Screenshot released by RTL TV station shows German Chancellor Angela Merkel (CDU) and the Social Democrats' (SPD) main candidate and challenger Frank-Walter Steinmeier answering questions by four TV journalists Frank Plasberg (Das Erste), Peter Kloeppel (RTL), Maybrit Illner (ZDF) and Peter Limbourg (N24/SAT.1) during Germany's fourth ever TV election debate on September 13, 2009 in Berlin. Merkel and Steinmeier are due to be questioned on a wide range of topics, including the economic crisis and the war in Afghanistan, ahead of the September 27 general elections.
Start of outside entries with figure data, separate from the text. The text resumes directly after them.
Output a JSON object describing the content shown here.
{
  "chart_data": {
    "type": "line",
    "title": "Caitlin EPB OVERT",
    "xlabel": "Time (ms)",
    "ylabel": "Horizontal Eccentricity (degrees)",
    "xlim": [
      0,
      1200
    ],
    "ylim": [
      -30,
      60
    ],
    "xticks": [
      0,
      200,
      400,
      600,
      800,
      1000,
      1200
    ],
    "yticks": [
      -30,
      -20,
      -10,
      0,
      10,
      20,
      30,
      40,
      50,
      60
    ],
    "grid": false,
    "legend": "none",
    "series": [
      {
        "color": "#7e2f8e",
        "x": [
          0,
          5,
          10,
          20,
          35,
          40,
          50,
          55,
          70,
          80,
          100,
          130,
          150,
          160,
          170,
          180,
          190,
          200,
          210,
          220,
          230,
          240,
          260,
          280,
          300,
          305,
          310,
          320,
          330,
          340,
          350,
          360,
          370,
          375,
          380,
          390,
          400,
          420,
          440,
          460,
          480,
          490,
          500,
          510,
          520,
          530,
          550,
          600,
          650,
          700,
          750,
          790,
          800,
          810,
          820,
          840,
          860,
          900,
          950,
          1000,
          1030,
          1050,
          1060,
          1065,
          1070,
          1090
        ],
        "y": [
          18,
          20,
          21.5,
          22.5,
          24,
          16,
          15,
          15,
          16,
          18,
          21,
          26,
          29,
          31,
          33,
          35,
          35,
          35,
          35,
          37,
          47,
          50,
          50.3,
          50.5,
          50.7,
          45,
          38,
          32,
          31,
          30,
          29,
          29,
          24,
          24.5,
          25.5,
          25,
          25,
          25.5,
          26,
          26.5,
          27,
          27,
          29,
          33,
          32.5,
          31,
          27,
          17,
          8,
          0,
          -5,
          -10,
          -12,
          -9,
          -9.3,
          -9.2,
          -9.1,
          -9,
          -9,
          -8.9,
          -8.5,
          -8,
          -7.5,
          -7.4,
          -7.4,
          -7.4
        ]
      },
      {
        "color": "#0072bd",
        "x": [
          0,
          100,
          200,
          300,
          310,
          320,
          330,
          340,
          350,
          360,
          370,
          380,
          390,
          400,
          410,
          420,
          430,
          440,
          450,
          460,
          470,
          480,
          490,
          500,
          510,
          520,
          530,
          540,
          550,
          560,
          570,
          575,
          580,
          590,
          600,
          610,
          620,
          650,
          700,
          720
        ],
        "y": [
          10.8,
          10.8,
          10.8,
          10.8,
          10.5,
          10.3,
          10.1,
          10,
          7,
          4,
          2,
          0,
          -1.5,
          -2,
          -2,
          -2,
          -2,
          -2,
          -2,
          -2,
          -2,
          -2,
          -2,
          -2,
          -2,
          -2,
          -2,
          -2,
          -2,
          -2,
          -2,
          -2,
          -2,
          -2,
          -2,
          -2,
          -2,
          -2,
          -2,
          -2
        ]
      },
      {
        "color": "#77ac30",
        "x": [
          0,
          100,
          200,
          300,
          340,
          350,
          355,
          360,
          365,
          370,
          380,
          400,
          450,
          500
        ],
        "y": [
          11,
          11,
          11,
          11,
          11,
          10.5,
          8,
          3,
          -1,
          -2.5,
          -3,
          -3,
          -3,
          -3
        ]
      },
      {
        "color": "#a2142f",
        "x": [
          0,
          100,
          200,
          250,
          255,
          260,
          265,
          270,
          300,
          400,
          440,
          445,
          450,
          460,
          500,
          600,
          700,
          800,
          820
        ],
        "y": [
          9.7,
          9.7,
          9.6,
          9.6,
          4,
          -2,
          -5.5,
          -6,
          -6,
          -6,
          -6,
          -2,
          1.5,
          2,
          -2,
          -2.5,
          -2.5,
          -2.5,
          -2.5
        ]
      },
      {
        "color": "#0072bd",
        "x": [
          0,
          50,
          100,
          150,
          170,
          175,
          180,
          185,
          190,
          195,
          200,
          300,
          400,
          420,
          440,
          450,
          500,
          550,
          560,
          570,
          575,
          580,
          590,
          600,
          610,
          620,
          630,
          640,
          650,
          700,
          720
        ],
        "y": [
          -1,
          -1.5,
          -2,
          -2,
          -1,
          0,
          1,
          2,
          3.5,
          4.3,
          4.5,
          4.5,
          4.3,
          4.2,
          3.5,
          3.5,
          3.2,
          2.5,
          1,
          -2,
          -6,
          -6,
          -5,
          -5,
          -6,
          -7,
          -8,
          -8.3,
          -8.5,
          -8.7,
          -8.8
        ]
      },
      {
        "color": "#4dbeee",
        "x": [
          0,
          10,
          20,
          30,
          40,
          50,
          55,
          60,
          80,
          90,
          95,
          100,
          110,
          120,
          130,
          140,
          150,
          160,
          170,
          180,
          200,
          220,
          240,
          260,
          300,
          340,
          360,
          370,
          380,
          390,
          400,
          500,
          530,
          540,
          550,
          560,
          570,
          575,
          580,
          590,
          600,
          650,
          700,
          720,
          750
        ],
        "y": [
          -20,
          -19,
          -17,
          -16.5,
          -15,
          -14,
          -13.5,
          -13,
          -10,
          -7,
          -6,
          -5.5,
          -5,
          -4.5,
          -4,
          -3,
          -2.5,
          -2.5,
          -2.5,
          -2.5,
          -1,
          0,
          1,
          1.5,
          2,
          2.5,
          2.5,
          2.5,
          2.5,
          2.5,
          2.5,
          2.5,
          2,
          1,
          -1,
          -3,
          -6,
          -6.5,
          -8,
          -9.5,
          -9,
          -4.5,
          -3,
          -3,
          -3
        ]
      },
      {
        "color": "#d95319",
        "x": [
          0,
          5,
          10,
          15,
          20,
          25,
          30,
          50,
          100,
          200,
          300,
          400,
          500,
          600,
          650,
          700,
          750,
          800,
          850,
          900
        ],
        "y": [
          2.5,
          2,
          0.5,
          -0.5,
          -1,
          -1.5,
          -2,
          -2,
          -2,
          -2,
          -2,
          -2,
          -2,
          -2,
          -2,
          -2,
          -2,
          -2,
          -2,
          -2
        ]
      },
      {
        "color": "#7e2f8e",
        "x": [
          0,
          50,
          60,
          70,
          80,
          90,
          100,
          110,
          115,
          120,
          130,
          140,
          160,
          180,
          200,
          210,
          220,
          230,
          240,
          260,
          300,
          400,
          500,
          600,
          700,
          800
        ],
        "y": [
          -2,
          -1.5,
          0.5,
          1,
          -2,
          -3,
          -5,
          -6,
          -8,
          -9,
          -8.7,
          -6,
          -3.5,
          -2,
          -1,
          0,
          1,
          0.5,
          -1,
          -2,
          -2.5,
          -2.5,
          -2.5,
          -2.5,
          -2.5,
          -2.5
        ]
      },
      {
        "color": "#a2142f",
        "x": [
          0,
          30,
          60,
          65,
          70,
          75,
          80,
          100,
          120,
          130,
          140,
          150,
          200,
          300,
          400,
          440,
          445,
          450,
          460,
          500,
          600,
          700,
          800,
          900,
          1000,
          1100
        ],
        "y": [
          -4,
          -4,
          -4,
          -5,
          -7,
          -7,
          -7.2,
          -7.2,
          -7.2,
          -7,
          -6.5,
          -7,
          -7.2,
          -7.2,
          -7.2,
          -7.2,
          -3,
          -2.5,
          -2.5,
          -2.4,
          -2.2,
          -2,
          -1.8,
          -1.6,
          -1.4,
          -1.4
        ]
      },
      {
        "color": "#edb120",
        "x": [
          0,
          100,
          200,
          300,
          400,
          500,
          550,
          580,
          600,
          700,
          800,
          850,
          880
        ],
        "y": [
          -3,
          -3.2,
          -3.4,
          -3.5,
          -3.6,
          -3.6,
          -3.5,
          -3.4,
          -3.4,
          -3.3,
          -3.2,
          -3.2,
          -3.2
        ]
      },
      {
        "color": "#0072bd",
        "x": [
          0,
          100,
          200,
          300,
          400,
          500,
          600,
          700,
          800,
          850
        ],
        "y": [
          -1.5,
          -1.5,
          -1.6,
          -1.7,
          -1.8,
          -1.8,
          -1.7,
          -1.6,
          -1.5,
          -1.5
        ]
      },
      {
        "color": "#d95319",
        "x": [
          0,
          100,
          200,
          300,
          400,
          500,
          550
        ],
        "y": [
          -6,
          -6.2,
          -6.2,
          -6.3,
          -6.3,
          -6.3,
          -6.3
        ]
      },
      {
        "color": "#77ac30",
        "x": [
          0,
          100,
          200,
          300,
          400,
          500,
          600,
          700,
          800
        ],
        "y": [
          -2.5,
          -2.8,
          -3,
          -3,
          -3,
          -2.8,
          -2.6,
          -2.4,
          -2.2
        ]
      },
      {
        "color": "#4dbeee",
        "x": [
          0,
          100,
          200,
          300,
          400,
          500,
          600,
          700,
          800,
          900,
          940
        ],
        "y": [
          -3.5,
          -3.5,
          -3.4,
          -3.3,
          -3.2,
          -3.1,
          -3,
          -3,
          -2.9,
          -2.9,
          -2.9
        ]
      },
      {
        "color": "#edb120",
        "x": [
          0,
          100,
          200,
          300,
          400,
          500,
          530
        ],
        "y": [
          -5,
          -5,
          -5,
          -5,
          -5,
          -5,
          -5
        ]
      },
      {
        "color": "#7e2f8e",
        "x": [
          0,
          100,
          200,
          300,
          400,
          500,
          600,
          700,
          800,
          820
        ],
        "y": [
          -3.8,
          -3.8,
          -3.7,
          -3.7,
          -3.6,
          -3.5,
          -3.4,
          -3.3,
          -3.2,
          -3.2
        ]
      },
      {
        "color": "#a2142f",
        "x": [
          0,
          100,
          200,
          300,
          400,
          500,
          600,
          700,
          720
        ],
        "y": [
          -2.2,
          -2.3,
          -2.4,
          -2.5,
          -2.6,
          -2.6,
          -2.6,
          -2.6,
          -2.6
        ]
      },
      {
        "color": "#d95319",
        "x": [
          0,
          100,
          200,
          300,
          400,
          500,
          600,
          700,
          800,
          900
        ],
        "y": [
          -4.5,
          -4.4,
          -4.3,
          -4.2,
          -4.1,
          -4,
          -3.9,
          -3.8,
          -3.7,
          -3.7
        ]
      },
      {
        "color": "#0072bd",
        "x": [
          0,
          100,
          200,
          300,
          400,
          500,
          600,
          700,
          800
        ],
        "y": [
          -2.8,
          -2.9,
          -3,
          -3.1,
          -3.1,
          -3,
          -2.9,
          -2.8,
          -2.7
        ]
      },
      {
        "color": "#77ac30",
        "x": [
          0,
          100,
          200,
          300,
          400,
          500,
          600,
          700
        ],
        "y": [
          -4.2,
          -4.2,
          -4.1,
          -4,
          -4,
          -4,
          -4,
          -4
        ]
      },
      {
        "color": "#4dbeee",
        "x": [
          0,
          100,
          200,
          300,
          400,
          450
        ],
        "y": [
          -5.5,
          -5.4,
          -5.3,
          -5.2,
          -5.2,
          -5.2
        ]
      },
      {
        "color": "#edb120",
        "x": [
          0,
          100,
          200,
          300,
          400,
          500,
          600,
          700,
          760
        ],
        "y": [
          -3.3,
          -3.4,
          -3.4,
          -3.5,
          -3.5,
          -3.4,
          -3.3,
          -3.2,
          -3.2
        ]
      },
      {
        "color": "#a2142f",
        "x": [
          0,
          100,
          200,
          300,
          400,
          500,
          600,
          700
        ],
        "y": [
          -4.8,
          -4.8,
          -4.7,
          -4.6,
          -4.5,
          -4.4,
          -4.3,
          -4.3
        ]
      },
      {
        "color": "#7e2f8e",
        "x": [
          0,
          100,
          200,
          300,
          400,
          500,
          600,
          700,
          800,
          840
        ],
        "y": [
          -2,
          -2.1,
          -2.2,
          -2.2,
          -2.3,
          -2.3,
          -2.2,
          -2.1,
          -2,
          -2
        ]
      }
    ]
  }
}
Photo courtesy AFP.
by Staff Writers
Berlin (AFP) Sept 13, 2009
German Chancellor Angela Merkel and her rival, Frank-Walter Steinmeier, sparred Sunday on minimum wages and nuclear power in an otherwise tepid TV debate before elections in two weeks' time.

The conservative Merkel and Steinmeier, her vice-chancellor and the Social Democrats' candidate, also tried to claim credit for the recent state-brokered rescue of automaker Opel and a drop in joblessness in the last four years.

Merkel said she had presided over an economic boom until the crisis hit hard last year and that she could return the country to prosperity if she could link up with her partner of choice, the pro-business Free Democrats.

"We can continue decisively on this path but preferably with a new government," she said at their only one-on-one debate of the campaign before the September 27 election.

Steinmeier, like Merkel dressed in a black business suit, said any economic recovery must be accompanied by better salaries for German workers.

"We are faced with a downward spiral for pay," he said, calling for a national minimum wage like that introduced in other major European economies.

"Britain and France introduced them without a loss of jobs."

Merkel said she favoured only sector-wide wage agreements, saying a national minimum wage risked being a job killer.

The two candidates also stressed their differences on nuclear energy.

Merkel's Social Democratic predecessor Gerhard Schroeder agreed to mothball the country's reactors by about 2020.

The chancellor said Sunday that the nuclear power plants should stay open as a "bridge technology until renewable, affordable energy makes a transition possible".

Steinmeier called nuclear energy dangerous.

"That is the wrong way to go," he said of Merkel's plan. "We must maintain the phase-out of nuclear power."

Despite occasional jousts, the debate quickly devolved into a tame policy discussion with a polite exchange of differing views.

The chancellor and Steinmeier, who is also foreign minister, have worked together in a so-called grand coalition since 2005 and both would like to abandon the loveless marriage and link up with their partners of choice.

But Merkel's conservatives are leading in polls by a double-digit margin and look likely to manage to form a ruling coalition with the Free Democrats.

The televised debate was seen by many commentators as Steinmeier's last chance to rescue his bid to become chancellor, with 20 million viewers expected to watch.